Later the workshops moved from shared meals to shared experiences, as a group of young adults gathered for “Interfaith Dialogue: Hearing from the Next Generations of Leaders on Living Faithfully in a Racialized Society.” Ann Delorey, program director at the IFC helped organize the discussion and Amber Khan, host of WAMU’s Interfaith Voices moderated a recorded video to prepare for the dialogue. Delorey said over the summer she saw, “young people were motivated to act and speak out against racial injustice” and wanted to keep the conversation going as they became leaders in their communities. In one segment, a young woman from Suitland, Maryland shared experiences growing up African American and Muslim. The organizer described the video and ensuing dialogue as “fruitful” and said she hoped the conversation would help young people’s “voices be lifted up and heard.”

Although Rev. Lindsey, in his first year as executive director, said the IFC sincerely hopes the Unity Walk can be held in person next year, he expects there will continue to be a virtual component to the event. “This actually exceeded my expectations for what could happen,” Rev. Lindsey said. “And the website didn’t crash.” The director also said the videos from last Sunday’s Unity Walk will remain on the IFC’s website for the rest of the week and that the board is going to explore how to make many of the resources available in the future as there can be several uses such as to welcome new residents to the area or in classrooms.

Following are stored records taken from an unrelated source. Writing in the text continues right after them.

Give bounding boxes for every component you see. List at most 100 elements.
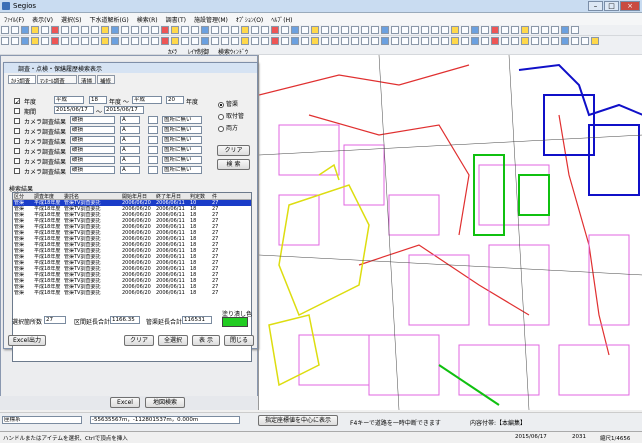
tool-icon[interactable]	[121, 37, 129, 45]
tool-icon[interactable]	[71, 37, 79, 45]
menu-item-6[interactable]: 施設管理(M)	[190, 13, 232, 24]
tool-icon[interactable]	[151, 37, 159, 45]
tool-icon[interactable]	[351, 37, 359, 45]
tool-icon[interactable]	[301, 26, 309, 34]
tool-icon[interactable]	[131, 26, 139, 34]
menu-item-0[interactable]: ﾌｧｲﾙ(F)	[0, 13, 28, 24]
tool-icon[interactable]	[481, 26, 489, 34]
close-dialog-button[interactable]: 閉じる	[224, 335, 254, 346]
tool-icon[interactable]	[221, 26, 229, 34]
map-lookup-button[interactable]: 地図検索	[145, 397, 185, 408]
tool-icon[interactable]	[231, 37, 239, 45]
tool-icon[interactable]	[1, 26, 9, 34]
condition-input[interactable]	[148, 166, 158, 174]
tool-icon[interactable]	[161, 26, 169, 34]
year-to-input[interactable]: 20	[166, 96, 184, 104]
tool-icon[interactable]	[461, 26, 469, 34]
tool-icon[interactable]	[321, 37, 329, 45]
tool-icon[interactable]	[121, 26, 129, 34]
tool-icon[interactable]	[61, 26, 69, 34]
menu-item-8[interactable]: ﾍﾙﾌﾟ(H)	[267, 13, 296, 24]
map-canvas[interactable]	[258, 55, 642, 410]
tool-icon[interactable]	[411, 26, 419, 34]
tool-icon[interactable]	[571, 37, 579, 45]
tool-icon[interactable]	[501, 26, 509, 34]
tool-icon[interactable]	[211, 37, 219, 45]
condition-extra-select[interactable]: 箇所に無い	[162, 136, 202, 144]
year-from-input[interactable]: 18	[89, 96, 107, 104]
radio-0[interactable]: 管渠	[218, 99, 238, 108]
tool-icon[interactable]	[11, 26, 19, 34]
tool-icon[interactable]	[131, 37, 139, 45]
tool-icon[interactable]	[331, 26, 339, 34]
tool-icon[interactable]	[521, 37, 529, 45]
tool-icon[interactable]	[401, 37, 409, 45]
tool-icon[interactable]	[281, 26, 289, 34]
tool-icon[interactable]	[21, 26, 29, 34]
tool-icon[interactable]	[1, 37, 9, 45]
tool-icon[interactable]	[511, 26, 519, 34]
condition-value-select[interactable]: 破損	[70, 156, 115, 164]
tool-icon[interactable]	[11, 37, 19, 45]
tool-icon[interactable]	[391, 26, 399, 34]
tool-icon[interactable]	[221, 37, 229, 45]
era-to-select[interactable]: 平成	[132, 96, 162, 104]
tool-icon[interactable]	[171, 37, 179, 45]
tool-icon[interactable]	[501, 37, 509, 45]
tool-icon[interactable]	[311, 26, 319, 34]
tool-icon[interactable]	[91, 37, 99, 45]
tool-icon[interactable]	[591, 37, 599, 45]
condition-operator-select[interactable]: A	[120, 146, 140, 154]
menu-item-7[interactable]: ｵﾌﾟｼｮﾝ(O)	[232, 13, 267, 24]
tool-icon[interactable]	[541, 37, 549, 45]
condition-extra-select[interactable]: 箇所に無い	[162, 126, 202, 134]
table-row[interactable]: 管渠 平成18年度 管渠TV調査委託 2006/06/20 2006/06/11 18 27	[13, 290, 251, 296]
tool-icon[interactable]	[421, 37, 429, 45]
condition-input[interactable]	[148, 146, 158, 154]
condition-checkbox[interactable]	[14, 167, 20, 174]
maximize-button[interactable]: □	[604, 1, 619, 11]
clear-button[interactable]: クリア	[217, 145, 250, 156]
tool-icon[interactable]	[541, 26, 549, 34]
tool-icon[interactable]	[401, 26, 409, 34]
tool-icon[interactable]	[281, 37, 289, 45]
tool-icon[interactable]	[181, 26, 189, 34]
tool-icon[interactable]	[491, 37, 499, 45]
condition-checkbox[interactable]	[14, 147, 20, 154]
condition-checkbox[interactable]	[14, 127, 20, 134]
menu-item-1[interactable]: 表示(V)	[28, 13, 57, 24]
condition-operator-select[interactable]: A	[120, 156, 140, 164]
tool-icon[interactable]	[531, 37, 539, 45]
tool-icon[interactable]	[61, 37, 69, 45]
condition-extra-select[interactable]: 箇所に無い	[162, 146, 202, 154]
tool-icon[interactable]	[441, 37, 449, 45]
condition-input[interactable]	[148, 126, 158, 134]
tool-icon[interactable]	[491, 26, 499, 34]
tool-icon[interactable]	[321, 26, 329, 34]
tool-icon[interactable]	[311, 37, 319, 45]
close-button[interactable]: ×	[620, 1, 640, 11]
tool-icon[interactable]	[421, 26, 429, 34]
tool-icon[interactable]	[531, 26, 539, 34]
condition-value-select[interactable]: 破損	[70, 166, 115, 174]
tool-icon[interactable]	[251, 26, 259, 34]
tool-icon[interactable]	[31, 37, 39, 45]
show-button[interactable]: 表 示	[192, 335, 220, 346]
tool-icon[interactable]	[571, 26, 579, 34]
excel-export-button[interactable]: Excel出力	[8, 335, 46, 346]
tool-icon[interactable]	[161, 37, 169, 45]
tool-icon[interactable]	[101, 26, 109, 34]
year-checkbox[interactable]: ✓	[14, 97, 20, 106]
condition-operator-select[interactable]: A	[120, 166, 140, 174]
tool-icon[interactable]	[81, 26, 89, 34]
condition-value-select[interactable]: 破損	[70, 126, 115, 134]
tool-icon[interactable]	[231, 26, 239, 34]
tool-icon[interactable]	[111, 37, 119, 45]
tool-icon[interactable]	[361, 26, 369, 34]
date-from-input[interactable]: 2015/06/17	[54, 106, 94, 114]
condition-operator-select[interactable]: A	[120, 136, 140, 144]
tool-icon[interactable]	[291, 37, 299, 45]
tool-icon[interactable]	[201, 26, 209, 34]
condition-checkbox[interactable]	[14, 137, 20, 144]
menu-item-5[interactable]: 調書(T)	[162, 13, 190, 24]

Rabbi Bruce Lustig, senior rabbi at the Washington Hebrew Congregation, participated in the opening ceremonies and can be seen in a video tour of the synagogue. “My prayer for each of you on this Unity Walk is that your family is safe, that we will come through this pandemic stronger than we were before as a community, and that we will be hand to hand and heart to heart, and that you will come join us at Washington Hebrew where we celebrate the human family.”